Additionally, $2.3 million for the purchase of a ladder truck and a quint in the fire department 2009 budget have been eliminated.  Purchase of $2.1 million of fire apparatus is still recommended for 2008 through the issuance of debt.

 

Finally, almost $1,000,000 in cuts to operating budgets have been made, including:

 

  • reducing the KPERS retirement amount based on revised calculations from the State;
  • reducing printing, contractual services, training and travel, advertising, and supplies line items in various departments;
  • deferring replacement of four vehicles per recommendations of the fleet manager (this includes two sedans in the fire department, one police vehicle and one public works inspection vehicle);
  • eliminating contingencies for weather related events in the public works budget;
  • reducing the health department request to reflect a 1% increase over 2008 budgeted levels;
  • reducing funding to outside agencies by $20,055 per recommendations of the City Commission Committee; and,
  • reducing transfers from the general fund to the worker’s compensation, equipment capital and liability reserve funds.

 

As noted above, this balanced budget does not include any increases for employee compensation or funding for the longevity program.  Based on current payroll, each 1% adjustment to employee compensation totals $330,000 in the General Fund.  This calculation is different than the existing merit and wage adjustment system, which has included a general wage adjustment and merit increases of 2.5% to 5%.  The estimated cost of maintaining the existing merit system is $411,220.  This figure includes the 2.5% to 5% merit increases as well as Police Department competencies for all eligible employees.

 

The longevity program at the existing level ($48 per year to employees with 5 or more years of employment) is estimated to cost $260,000 in the General Fund in 2009. 

 

In order to fund increases to this base budget such as upward movement in employee compensation, additional cuts or additional revenues would be recommended versus spending down fund balance or significantly reducing reserve funds.  The budget as submitted includes $512,300 in equipment purchases, which could be purchased through the equipment reserve fund (current available balance is $2,278,151).  Some street maintenance expenditures could be funded through the capital improvement reserve fund (current available balance is $3,389,454).
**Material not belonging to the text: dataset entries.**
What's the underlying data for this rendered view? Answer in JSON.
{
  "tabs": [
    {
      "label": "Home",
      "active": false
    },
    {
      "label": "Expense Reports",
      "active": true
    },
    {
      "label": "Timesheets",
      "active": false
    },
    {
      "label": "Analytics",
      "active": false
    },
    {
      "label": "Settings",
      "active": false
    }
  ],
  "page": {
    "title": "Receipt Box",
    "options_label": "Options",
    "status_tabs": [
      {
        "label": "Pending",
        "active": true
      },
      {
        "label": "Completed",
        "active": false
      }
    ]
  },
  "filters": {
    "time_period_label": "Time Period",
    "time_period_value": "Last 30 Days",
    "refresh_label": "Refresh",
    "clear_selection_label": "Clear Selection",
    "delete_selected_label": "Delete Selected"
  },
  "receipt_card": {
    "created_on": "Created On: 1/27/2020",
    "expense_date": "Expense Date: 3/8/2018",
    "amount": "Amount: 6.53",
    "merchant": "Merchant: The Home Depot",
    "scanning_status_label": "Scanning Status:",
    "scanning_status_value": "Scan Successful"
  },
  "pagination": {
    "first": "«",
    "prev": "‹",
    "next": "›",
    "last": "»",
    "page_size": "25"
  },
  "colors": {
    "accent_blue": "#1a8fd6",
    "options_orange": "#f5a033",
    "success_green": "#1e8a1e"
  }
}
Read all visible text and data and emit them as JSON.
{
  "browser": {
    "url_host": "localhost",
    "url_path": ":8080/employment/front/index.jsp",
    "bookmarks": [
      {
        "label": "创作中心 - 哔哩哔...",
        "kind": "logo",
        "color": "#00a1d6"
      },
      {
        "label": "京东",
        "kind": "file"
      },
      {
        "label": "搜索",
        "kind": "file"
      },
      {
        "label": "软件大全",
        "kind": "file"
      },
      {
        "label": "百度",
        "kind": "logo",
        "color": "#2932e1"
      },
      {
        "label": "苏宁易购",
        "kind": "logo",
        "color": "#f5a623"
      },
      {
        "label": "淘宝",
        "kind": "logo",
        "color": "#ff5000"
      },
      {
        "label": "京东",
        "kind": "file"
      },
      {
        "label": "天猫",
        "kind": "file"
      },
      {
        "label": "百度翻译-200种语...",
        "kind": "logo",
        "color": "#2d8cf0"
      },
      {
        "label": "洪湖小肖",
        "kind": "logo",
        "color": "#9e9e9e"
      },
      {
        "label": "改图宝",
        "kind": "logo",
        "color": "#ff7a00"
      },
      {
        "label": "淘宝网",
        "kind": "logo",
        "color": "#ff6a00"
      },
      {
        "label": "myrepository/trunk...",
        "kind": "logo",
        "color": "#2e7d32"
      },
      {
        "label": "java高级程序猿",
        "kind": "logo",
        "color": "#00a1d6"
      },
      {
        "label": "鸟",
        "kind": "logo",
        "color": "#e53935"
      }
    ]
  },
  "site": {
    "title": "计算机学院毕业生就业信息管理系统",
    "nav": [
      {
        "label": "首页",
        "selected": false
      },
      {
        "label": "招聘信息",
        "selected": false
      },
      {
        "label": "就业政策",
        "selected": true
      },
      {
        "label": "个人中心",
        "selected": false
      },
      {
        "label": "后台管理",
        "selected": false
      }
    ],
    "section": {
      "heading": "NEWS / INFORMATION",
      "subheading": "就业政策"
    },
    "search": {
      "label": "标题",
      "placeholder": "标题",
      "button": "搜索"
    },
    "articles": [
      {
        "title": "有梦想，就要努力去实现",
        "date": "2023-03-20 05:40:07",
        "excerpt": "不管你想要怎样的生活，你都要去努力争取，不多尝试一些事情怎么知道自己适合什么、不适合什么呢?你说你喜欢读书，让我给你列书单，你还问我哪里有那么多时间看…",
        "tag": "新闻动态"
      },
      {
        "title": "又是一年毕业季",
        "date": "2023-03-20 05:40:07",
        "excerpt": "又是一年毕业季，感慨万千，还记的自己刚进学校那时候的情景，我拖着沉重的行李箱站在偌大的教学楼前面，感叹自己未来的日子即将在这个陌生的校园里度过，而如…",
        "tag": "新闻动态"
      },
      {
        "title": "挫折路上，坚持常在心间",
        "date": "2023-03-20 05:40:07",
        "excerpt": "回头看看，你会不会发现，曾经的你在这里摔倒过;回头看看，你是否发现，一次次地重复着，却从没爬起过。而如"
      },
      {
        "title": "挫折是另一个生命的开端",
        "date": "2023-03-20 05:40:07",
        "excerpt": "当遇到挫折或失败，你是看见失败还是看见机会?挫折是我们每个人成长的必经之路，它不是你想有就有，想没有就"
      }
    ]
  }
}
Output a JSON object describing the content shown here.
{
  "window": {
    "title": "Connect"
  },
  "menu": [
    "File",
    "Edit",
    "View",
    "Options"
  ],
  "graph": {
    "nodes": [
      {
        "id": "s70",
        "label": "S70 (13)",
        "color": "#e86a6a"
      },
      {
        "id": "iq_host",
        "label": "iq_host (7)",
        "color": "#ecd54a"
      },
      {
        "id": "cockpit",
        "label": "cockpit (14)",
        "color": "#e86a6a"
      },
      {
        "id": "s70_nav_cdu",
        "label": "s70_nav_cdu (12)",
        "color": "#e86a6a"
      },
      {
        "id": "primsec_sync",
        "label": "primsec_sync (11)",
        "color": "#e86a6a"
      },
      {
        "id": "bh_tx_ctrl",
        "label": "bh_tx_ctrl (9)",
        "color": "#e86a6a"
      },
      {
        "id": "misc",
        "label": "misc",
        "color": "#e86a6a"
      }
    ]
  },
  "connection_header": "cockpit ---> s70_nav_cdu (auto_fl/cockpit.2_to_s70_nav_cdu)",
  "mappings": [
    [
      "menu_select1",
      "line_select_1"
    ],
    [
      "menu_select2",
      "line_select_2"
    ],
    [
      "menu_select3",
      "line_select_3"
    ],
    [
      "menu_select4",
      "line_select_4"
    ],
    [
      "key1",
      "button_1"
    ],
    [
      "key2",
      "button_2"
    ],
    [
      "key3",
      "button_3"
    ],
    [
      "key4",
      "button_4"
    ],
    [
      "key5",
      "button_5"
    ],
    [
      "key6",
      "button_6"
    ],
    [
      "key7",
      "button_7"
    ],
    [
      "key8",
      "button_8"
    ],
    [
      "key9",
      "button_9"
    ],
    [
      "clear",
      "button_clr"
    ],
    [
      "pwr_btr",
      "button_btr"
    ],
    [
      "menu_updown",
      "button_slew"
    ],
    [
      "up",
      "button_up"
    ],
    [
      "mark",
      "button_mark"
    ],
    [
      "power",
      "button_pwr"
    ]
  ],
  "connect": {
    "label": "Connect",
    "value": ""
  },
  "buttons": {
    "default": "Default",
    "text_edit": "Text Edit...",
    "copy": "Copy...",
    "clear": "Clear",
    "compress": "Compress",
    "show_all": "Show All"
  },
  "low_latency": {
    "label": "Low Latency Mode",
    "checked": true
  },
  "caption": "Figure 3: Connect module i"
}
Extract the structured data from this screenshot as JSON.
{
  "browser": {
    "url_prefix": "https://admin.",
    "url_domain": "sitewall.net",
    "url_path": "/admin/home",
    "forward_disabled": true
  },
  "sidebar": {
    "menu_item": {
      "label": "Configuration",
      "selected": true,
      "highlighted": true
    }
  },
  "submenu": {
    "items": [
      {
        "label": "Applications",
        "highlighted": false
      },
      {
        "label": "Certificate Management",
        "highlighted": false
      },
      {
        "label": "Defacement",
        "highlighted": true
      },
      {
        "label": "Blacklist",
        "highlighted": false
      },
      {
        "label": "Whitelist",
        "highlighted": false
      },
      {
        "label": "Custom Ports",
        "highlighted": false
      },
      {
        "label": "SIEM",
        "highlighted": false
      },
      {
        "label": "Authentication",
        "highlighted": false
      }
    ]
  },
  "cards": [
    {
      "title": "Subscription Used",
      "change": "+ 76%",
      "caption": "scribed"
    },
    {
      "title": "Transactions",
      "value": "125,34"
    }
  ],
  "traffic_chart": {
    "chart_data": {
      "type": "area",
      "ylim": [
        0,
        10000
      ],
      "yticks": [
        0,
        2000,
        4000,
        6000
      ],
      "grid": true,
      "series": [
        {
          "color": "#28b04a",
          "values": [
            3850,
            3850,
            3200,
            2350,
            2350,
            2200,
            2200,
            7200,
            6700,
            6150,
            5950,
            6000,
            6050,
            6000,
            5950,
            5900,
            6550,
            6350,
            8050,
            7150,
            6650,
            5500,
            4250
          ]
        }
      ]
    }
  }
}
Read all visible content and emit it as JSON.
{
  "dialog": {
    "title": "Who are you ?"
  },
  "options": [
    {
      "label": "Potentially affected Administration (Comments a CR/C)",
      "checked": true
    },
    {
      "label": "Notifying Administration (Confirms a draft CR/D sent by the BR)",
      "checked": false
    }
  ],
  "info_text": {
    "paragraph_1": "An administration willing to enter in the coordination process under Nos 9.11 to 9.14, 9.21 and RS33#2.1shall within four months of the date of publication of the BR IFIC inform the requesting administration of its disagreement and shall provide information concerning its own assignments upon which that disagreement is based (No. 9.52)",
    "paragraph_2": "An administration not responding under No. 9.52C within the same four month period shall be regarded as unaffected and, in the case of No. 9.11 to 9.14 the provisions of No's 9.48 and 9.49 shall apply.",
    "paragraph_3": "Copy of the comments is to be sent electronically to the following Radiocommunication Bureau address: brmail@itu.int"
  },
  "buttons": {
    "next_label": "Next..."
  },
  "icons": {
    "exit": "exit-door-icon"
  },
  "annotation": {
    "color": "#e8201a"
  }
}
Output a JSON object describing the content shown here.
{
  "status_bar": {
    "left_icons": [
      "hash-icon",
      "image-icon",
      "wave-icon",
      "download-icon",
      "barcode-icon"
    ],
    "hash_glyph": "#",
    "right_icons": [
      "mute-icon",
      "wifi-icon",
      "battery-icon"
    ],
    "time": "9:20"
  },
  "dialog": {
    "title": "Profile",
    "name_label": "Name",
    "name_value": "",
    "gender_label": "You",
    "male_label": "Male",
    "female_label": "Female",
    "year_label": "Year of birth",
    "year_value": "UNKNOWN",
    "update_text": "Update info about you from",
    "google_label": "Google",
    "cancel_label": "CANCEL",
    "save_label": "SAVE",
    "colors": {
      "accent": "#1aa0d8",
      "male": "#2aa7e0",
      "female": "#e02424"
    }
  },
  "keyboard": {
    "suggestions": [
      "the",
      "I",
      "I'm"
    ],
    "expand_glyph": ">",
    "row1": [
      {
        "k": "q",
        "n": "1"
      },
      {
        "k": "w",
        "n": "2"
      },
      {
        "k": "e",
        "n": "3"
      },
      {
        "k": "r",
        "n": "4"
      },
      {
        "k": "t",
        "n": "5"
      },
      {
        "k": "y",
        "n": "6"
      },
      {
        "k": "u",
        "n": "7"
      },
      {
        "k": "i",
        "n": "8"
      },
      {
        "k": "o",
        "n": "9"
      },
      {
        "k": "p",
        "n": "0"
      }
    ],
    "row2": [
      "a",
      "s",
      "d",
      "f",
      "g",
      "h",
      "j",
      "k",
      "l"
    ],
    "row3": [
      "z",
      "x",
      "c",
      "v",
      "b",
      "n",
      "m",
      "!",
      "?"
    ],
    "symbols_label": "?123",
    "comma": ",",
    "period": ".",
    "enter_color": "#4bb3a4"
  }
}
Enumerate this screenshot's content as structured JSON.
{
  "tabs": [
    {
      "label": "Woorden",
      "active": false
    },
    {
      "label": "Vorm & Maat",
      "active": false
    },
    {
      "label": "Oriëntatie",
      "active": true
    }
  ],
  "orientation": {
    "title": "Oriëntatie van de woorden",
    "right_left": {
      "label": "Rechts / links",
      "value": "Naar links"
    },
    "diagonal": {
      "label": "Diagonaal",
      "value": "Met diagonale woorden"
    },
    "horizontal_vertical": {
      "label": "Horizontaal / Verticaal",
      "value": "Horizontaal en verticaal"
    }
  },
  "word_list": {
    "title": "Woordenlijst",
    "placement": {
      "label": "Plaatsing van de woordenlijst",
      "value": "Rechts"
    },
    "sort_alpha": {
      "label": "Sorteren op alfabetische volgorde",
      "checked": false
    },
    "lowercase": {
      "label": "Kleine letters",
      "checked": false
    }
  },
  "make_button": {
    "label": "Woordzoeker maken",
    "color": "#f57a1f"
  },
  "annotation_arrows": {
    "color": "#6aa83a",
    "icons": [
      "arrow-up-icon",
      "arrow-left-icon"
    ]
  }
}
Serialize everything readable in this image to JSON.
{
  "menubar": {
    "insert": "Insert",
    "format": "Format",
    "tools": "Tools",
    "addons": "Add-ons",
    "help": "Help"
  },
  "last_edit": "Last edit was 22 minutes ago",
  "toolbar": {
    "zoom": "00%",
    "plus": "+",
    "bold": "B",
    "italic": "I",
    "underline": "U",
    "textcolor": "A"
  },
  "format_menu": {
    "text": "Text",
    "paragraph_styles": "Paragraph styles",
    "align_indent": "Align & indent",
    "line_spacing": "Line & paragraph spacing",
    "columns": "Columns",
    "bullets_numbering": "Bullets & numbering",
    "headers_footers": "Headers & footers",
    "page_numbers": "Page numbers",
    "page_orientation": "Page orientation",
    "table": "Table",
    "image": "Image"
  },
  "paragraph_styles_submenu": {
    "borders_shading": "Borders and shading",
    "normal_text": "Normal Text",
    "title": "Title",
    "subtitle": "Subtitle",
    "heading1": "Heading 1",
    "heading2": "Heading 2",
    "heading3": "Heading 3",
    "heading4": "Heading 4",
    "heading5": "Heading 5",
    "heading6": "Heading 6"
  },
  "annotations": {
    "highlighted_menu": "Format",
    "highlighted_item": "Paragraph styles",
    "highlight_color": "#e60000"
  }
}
Funding of this nature would represent a one-time expenditure adjustment to address on-going budget needs and would not be recommended as a long-term solution to fund the City’s General Fund ongoing needs including employee compensation. 

 

The 2009 total liability for the group health plan is expected to increase 9.6% or $634,159 from 2008 to $7,222,676.  The health care committee recommends that City funding be increased 3%, or $190,978, and that employee contributions be increased 8%. Alternatively, the City Manager’s recommended budget will likely maintain 2008 funding levels, requiring the increase to be funded through retained earnings in the Health Insurance Fund.  The savings to the General Fund would be $110,220.

 

As sales tax election discussions continue, it should be noted that the transit levy represents approximately $1 million in revenues annually.  Vice Mayor Chestnut’s sales tax memorandum included an option to fund transit/infrastructure from a voter approved sales tax and use the existing transit levy for general fund, bond and interest fund purposes and overall mill levy reduction.